BAB 2

28.5K 1.6K 11
                                    

Mengapa seorang penjahat dianggap pantas menderita?
Padahal, penjahat juga manusia.

***

"Lo punya rencana apa lagi sih?!" Selin menatap curiga Lily yang saat ini dengan antengnya mengepel lantai toilet.

Selin heran saja, gadis arogan seperti Lily, biasanya memanfaatkan kondisinya sebagai anak donatur tertinggi di sekolah untuk menghindari hukuman. Tapi kali ini, Lily pasrah dihukum bersamanya. Aneh kan?

Lily memutar bola matanya malas, ia tidak menjawab pertanyaan Selin. Saat ini, ia hanya ingin menyelesaikan hukumannya dan pergi ke perpustakaan untuk mencari sesuatu.

"Sialan!" Umpat Selin sambil melanjutkan hukumannya dengan ogah-ogahan. Tiba-Tiba terbersit ide yang bagus di otaknya.

Selin menyeringai, "Eh,Trilili. Lo kenal Abian gak?"

Lily tidak menjawab.

"Elah, kampret lo. Gue nanya-nanya baik-baik ini." Kesal Selin.

"Gue tahu, kenapa emang?!" Jawab Lily ketus.

"Tadi kata dia, mau ketemu lo di rooftop."

"Lah, ngapain ketua kelas nyuruh gue ke rooftop?" Lily mengernyit bingung.

Selin mengedikkan bahunya, tanda tak tahu.

"Bohong lo ya." Tanya Lily sambil menatap curiga ke arah Selin.

Selin memutar bola matanya malas, "Terserah lo aja sih. Gue cuma nyampein amanah doang."

Lily hanya menghela napas, ia masih bertanya-tanya alasan kenapa ketua kelas yang bahkan tidak pernah ia ajak bicara tiba-tiba ingin bertemu dengannya, di rooftop pula.

Ahh...

Lily ingat. Dulu ia pernah berurusan dengan si ketua kelas karena Lily salah mengambil earphone yang kebetulan earphone mereka berdua sangat mirip, dan untuk menghindari desas desus yang tidak diinginkan makanya Abian ingin bertemu di rooftop.

Tapi kenapa sekarang di rooftop? Dulu di taman.

Apa Lily sudah merubah takdir?

***

Lily mengedarkan pandangan mencari sosok yang memintanya untuk datang, dengan earphone yang sudah di genggamnya.

"Mana si ketua kelas ya?"

Klik...

Suara pintu yang terkunci terdengar jelas.

Lily berbalik dan segera memutar kenop pintu, tapi tidak bisa terbuka. Ia menggedor-gedor sambil tetap berusaha memutar kenop pintu.

"Bukain woi! Buka..."

"Anjir! gue dikunciin."

Lily mengepal erat kedua tangannya. Sialan si Selin, dia dikerjain.

"Arghhh!!! Kampret bener si Selinjing!"

Lily berterik sambil menghentakkan kaki kesal, sesekali ia meninju udara saking kesalnya.

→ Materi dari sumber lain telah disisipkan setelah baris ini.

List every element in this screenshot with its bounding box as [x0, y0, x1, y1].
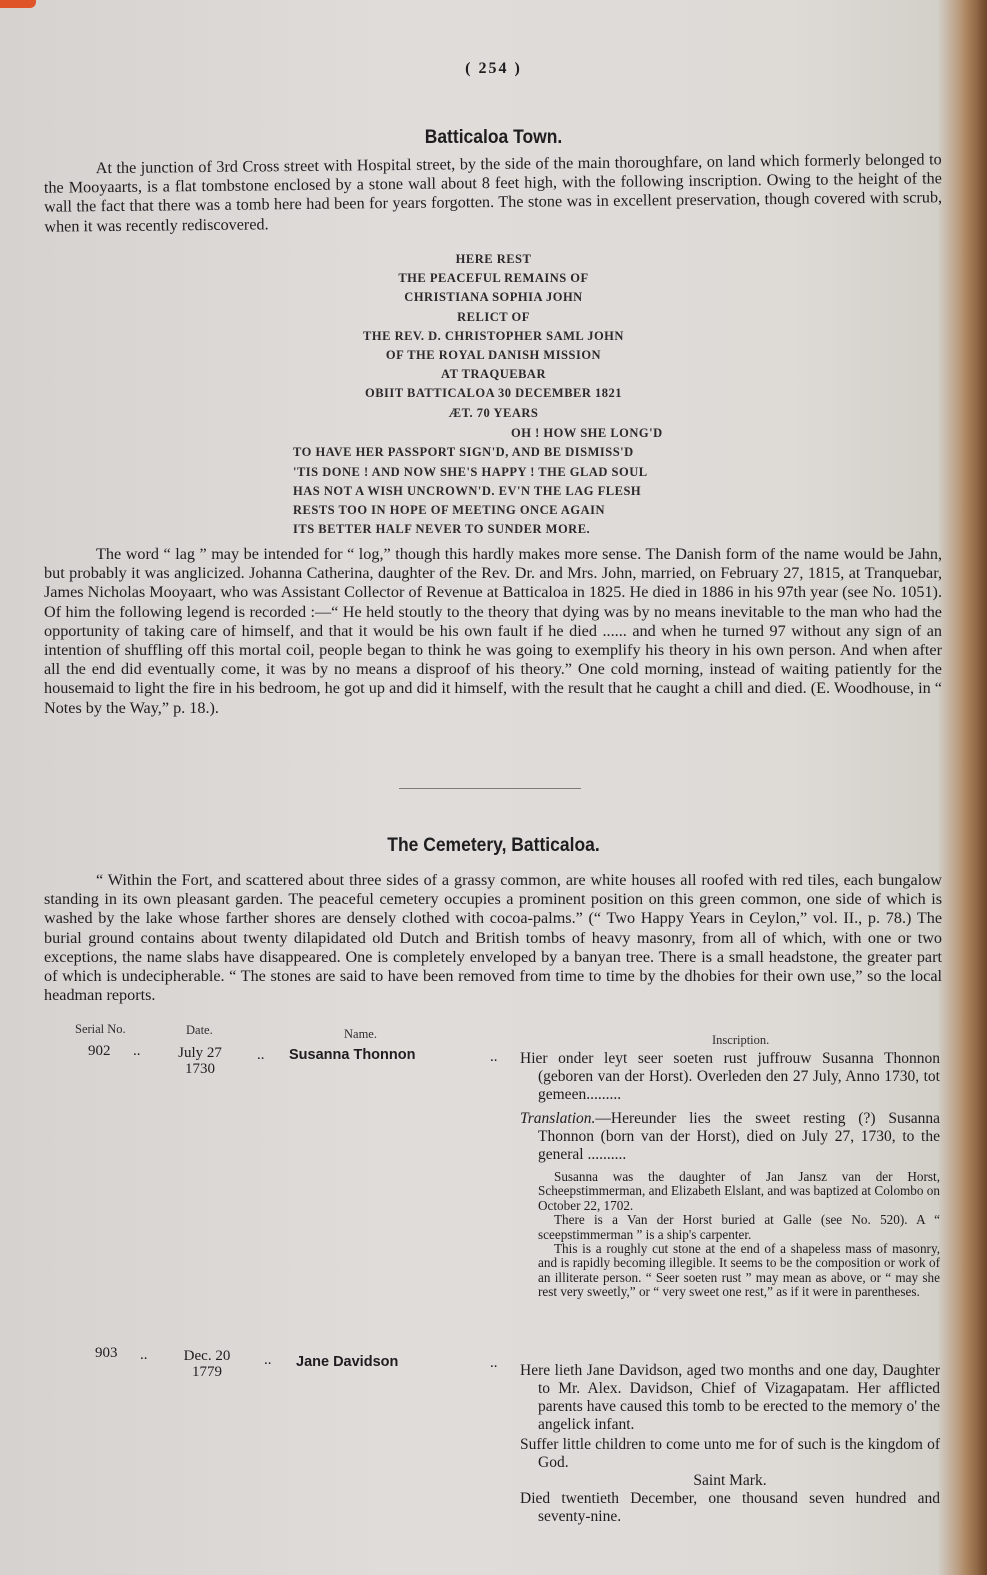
- verse-line: OH ! HOW SHE LONG'D: [293, 424, 663, 443]
- entry-name: Jane Davidson: [296, 1354, 398, 1370]
- entry-name: Susanna Thonnon: [289, 1047, 415, 1063]
- entry-date: July 27 1730: [165, 1045, 235, 1077]
- epitaph-line: HERE REST: [0, 250, 987, 269]
- column-header-inscription: Inscription.: [712, 1033, 769, 1048]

Gadis itupun menghela napas dan akhirnya bersandar di pintu. Menatap lurus kearah gedung-gedung pencakar langit yang terlihat jelas dari gedung sekolah ini.

Semilir angin yang menyapu halus wajah Lily dapat memberikan sensasi ketenangan bagi gadis itu. Ia berjalan perlahan mendekati pembatas gedung, menerawang jauh kedepan ketika mengingat kembali kehidupan sebelumnya.

Apakah ia bisa merubah takdir?

Apakah ia bisa bertahan dan menjadi lebih baik?

Bagaimana jika takdirnya tidak bisa diubah?